Bagi Anda penduduk Jakarta dan sekitarnya, tapi masih suka mengeluh, ngedumel dan ngomel – ngomel kala menghadapi kemacetan, berarti Anda belum sadar kalau Anda hidup di Jakarta. Kenapa? Karena sejak berpuluh tahun yang lalu, Jakarta adalah biangnya kemacetan. Stempel itu sudah melekat erat bahkan mendunia. Tak salah jika Jakarta dicap sebagai salah satu worst city – kota terjelek. Sudah berkali – kali ganti Gubernur, ganti Presiden tak kunjung putus. Yang ada tambah macet dan ruwet. Baik di jalan maupun di tataran birokrasinya. Di jalan para pengguna jalan terkesan seenaknya. Main serobot, main salip yang penting sampai tujuan. Sebodo dengan orang lain. Trotoar pun jadi jalan motor. Jembatan penyeberangan jadi jalan pintas loncat motor.  Di perempatan dan lampu merah lebih gila lagi. Main trabas, seolah buta warna, yang ada ijo semua. Padahal sudah banyak korban berjatuhan di jalan raya. Cermin ketidak-sopanan para pemakainya.

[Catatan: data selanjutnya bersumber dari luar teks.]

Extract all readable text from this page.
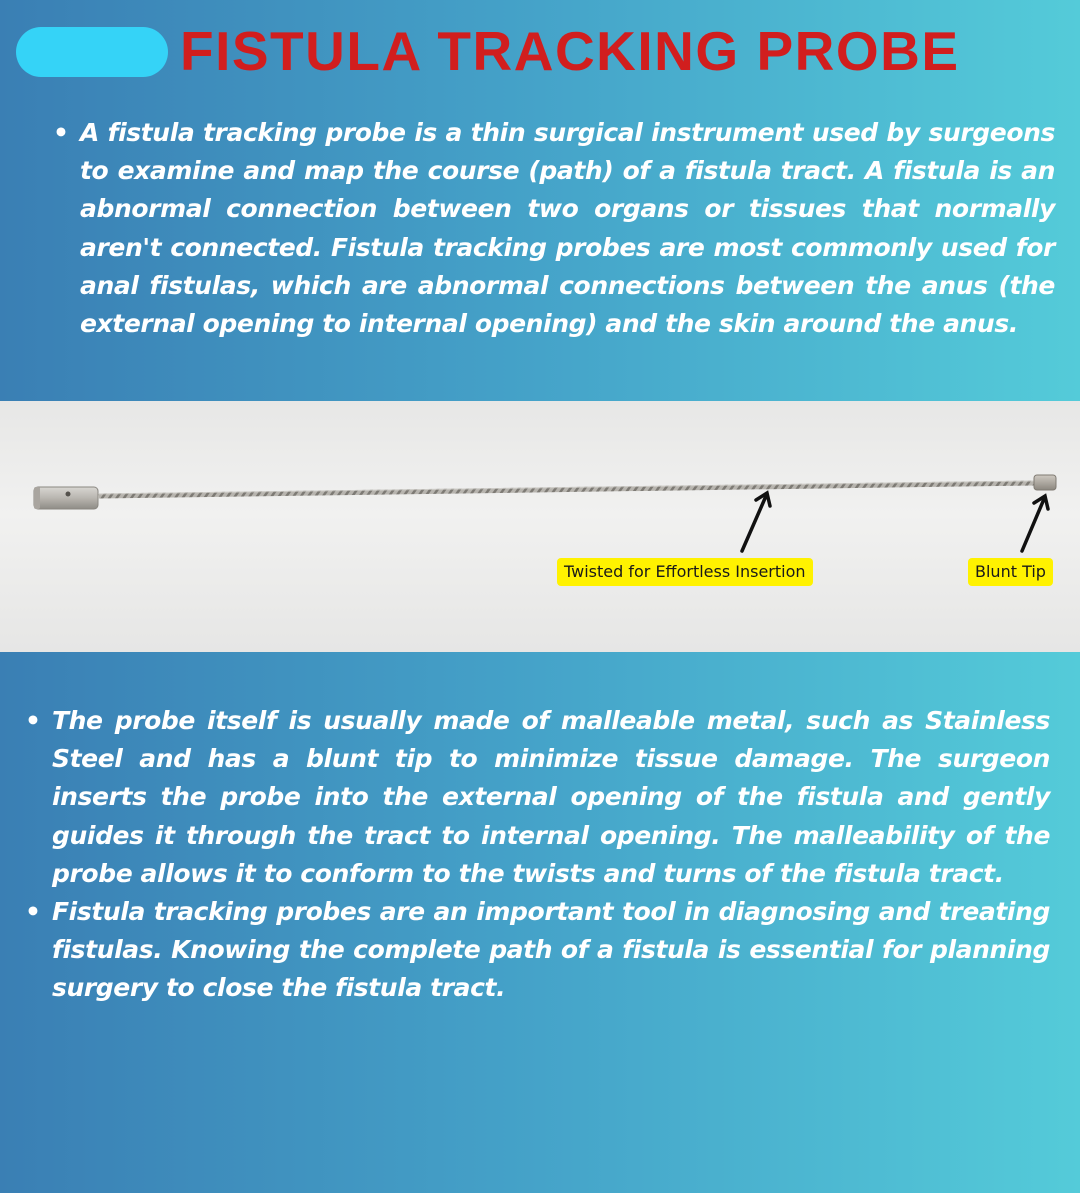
FISTULA TRACKING PROBE
• A fistula tracking probe is a thin surgical instrument used by surgeons to examine and map the course (path) of a fistula tract. A fistula is an abnormal connection between two organs or tissues that normally aren't connected. Fistula tracking probes are most commonly used for anal fistulas, which are abnormal connections between the anus (the external opening to internal opening) and the skin around the anus.
Twisted for Effortless Insertion	Blunt Tip
• The probe itself is usually made of malleable metal, such as Stainless Steel and has a blunt tip to minimize tissue damage. The surgeon inserts the probe into the external opening of the fistula and gently guides it through the tract to internal opening. The malleability of the probe allows it to conform to the twists and turns of the fistula tract.
• Fistula tracking probes are an important tool in diagnosing and treating fistulas. Knowing the complete path of a fistula is essential for planning surgery to close the fistula tract.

Di birokrasi, aparatur negara kebingungan harus berbuat apa. Pindah ibu kota, masih sayang sudah kadung berumah di Jakarta. Bangun jalan bimbang, harga tanahnya sudah ketinggian. Memperbanyak transportasi masa bingung, sebab membuat kaya orang lain saja. Akhirnya hanya berbuat ala kadarnya. Yang penting kelihatan kerja. Padahal semestinya mereka bisa. Oleh karena itu, hal pertama yang harus ditumbuhkan pada setiap diri adalah kesadaran bahwa di Jakarta, seperti itulah keadaannya; macet, semrawut, penuh bahaya dan harus ekstra hati – hati menghadapinya. Penuh kesabaran. Maka kalau masih belum bisa menyikapi hal itu, masih suka marah – marah, tidak sabaran dan terus menggerutu, tak salah kalau dibilang belum sadar. Lebih baik pindah ke desa, yang dijamin tidak ada kemacetan karena tidak ada kendaraan.

Selain macet, Jakarta juga terkenal dengan banjir. Sayang masih banyak orang yang belum sadar. Nyatanya, selokan – selokan mampet, kanal – kanal kandas, rumah di bangun di bantaran, situ – situ diurug menjadi perumahan mewah, hutan bakau disulap jadi kondominium, ruang terbuka hijau semakin amblas, tidak mau membuat sumur resapan, semakin berjibun pencakar langit dan berbagai kegiatan yang dilakukan oleh warga maupun pemda Jakarta yang terkesan anti banjir. Yaitu kegiatan yang bertolak belakang dengan kondisi yang seharusnya dilakukan untuk menghadapi banjir tahunan itu.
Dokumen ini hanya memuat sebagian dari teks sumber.